What they're listening for: The trap is praising spraying without the ordering model. A staff answer names the RUD/ROD/RUDI modes, packet trimming for precise loss signaling, and NSCC+RCCC, not just 'load balancing'.
Follow-ups
  • Why is per-message completion the key to making spraying invisible to software?
  • How does packet trimming beat a retransmit timeout?
  • When would you pin the entropy value instead of spraying?
Scale-up fabrics such as UALink and scale-out fabrics such as Ultra Ethernet solve different parts of the AI cluster problem. Draw the boundary and explain why it matters to a NIC driver engineer.senior

Scale-up connects accelerators inside a tightly coupled pod or rack-scale domain with memory-semantic, low-latency, high-bandwidth behavior: load/store and atomics between accelerators over short reach, often a switched fabric (UALink targets hundreds of accelerators in a pod, competing with NVLink/NVSwitch). Scale-out connects many nodes or pods over a routable network; Ultra Ethernet targets Ethernet optimized for AI/HPC scale-out across NICs, switches, optics, and software.
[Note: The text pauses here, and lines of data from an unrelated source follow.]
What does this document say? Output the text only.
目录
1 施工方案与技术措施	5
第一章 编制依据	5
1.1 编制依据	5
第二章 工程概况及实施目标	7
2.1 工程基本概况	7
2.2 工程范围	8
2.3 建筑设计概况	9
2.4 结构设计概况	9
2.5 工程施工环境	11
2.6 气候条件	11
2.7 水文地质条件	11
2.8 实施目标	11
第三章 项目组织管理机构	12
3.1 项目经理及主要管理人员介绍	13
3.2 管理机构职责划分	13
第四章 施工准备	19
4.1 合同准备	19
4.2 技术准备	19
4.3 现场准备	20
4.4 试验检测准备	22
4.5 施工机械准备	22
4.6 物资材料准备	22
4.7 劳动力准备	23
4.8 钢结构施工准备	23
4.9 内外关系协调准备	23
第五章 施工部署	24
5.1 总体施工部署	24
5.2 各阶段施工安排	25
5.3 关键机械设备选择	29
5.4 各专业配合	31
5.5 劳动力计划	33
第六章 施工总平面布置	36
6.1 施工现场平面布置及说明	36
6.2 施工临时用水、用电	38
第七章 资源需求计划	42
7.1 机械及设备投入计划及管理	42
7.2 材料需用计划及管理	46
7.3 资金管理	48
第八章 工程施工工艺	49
The boundary matters because the semantics differ. A scale-up link cares about cache/memory ordering, accelerator-to-accelerator load/store and atomic access, and very short reach, so it can assume near-lossless behavior and skip a heavy software transport. A scale-out NIC cares about packetization, congestion control, loss recovery, virtualization/multi-tenancy, telemetry, security, and integration with Linux, libfabric/verbs, and RCCL/NCCL. Collective libraries deliberately exploit both: reduce within the scale-up domain at NVLink/UALink bandwidth, then do the smaller cross-node step over the scale-out fabric (hierarchical collectives).
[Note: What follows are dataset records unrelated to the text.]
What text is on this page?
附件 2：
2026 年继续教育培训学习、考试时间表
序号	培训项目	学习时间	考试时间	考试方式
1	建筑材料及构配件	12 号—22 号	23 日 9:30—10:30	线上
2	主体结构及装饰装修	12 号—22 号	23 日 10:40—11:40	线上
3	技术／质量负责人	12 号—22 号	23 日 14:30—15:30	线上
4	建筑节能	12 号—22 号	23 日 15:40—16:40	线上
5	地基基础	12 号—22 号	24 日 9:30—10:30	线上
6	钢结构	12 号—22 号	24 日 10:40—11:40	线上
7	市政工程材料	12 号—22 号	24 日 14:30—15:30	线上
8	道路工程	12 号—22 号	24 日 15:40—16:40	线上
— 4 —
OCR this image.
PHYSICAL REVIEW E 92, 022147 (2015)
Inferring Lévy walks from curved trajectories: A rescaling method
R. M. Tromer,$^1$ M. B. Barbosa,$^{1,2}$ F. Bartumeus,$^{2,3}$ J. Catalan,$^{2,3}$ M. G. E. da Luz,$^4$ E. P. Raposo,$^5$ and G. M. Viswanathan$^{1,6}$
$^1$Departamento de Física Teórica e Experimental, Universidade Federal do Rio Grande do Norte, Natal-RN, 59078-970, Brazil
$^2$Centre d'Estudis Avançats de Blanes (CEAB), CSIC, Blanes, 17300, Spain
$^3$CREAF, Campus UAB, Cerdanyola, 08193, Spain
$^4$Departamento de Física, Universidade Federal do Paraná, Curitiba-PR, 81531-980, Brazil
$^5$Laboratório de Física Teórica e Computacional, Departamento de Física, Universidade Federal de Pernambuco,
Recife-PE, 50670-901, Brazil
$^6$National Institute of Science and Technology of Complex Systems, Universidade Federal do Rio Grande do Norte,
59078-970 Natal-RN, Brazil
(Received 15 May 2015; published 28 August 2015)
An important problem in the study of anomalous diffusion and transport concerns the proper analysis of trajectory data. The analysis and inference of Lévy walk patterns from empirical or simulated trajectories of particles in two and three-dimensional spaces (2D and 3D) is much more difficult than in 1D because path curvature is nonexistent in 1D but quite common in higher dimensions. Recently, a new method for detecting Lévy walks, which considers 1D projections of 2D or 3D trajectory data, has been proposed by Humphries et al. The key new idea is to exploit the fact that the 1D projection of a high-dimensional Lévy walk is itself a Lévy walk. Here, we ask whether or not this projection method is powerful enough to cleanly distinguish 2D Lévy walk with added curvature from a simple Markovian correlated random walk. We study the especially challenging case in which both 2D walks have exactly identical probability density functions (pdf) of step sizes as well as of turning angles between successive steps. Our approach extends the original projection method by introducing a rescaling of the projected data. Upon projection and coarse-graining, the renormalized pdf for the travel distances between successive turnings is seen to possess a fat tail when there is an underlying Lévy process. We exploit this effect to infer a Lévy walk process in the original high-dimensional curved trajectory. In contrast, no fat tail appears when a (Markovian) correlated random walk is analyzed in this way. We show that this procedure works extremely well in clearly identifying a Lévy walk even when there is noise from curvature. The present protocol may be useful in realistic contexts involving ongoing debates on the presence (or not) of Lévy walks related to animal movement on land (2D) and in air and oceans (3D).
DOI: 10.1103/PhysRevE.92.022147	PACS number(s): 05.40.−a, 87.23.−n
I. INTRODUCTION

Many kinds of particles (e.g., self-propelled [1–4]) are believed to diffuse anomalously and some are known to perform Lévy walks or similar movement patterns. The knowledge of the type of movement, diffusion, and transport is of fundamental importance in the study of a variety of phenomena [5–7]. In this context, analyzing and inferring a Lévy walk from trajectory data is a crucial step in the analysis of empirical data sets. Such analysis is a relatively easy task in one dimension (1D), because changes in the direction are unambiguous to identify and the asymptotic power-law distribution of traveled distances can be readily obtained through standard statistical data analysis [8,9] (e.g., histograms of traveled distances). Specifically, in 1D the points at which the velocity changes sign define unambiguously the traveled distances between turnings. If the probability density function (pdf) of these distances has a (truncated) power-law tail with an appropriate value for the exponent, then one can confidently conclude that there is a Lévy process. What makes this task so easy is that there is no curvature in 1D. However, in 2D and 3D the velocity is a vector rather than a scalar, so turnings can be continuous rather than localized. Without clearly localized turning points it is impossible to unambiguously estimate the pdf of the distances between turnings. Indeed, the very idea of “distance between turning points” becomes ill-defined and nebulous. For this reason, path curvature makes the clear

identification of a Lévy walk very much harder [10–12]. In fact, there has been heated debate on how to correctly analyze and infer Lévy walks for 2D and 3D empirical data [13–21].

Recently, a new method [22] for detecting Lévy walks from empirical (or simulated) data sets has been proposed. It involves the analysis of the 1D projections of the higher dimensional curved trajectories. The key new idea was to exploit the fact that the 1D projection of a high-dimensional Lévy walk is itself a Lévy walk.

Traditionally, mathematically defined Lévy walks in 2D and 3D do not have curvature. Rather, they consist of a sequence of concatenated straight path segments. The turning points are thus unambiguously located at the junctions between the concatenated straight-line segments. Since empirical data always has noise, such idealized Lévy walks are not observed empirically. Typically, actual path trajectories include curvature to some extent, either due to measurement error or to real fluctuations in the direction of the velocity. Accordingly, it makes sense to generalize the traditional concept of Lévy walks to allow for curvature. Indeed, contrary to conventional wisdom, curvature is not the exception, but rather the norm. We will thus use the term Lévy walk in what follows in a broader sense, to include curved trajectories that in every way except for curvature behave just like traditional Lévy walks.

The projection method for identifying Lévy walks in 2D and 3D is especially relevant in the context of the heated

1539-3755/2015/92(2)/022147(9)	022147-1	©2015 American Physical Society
For a NIC driver engineer, the two worlds meet at topology discovery, memory registration, peer DMA, failure reporting, and the collective library picking the right path. A bug in NUMA placement, PCIe peer access (ACS), CQ moderation, or device reset can silently demote a scale-up-capable transfer onto the slow scale-out path, and the application just sees mysterious bandwidth loss without an error.

What they're listening for: A strong candidate separates memory-semantic short-reach scale-up (UALink/NVLink) from routable scale-out transport (UEC), and connects it to hierarchical collectives and driver-visible demotion failures.
Follow-ups
  • What should a topology API expose to RCCL/NCCL?
  • Why do hierarchical collectives reduce intra-node first?
  • What reset behavior is dangerous with peer DMA?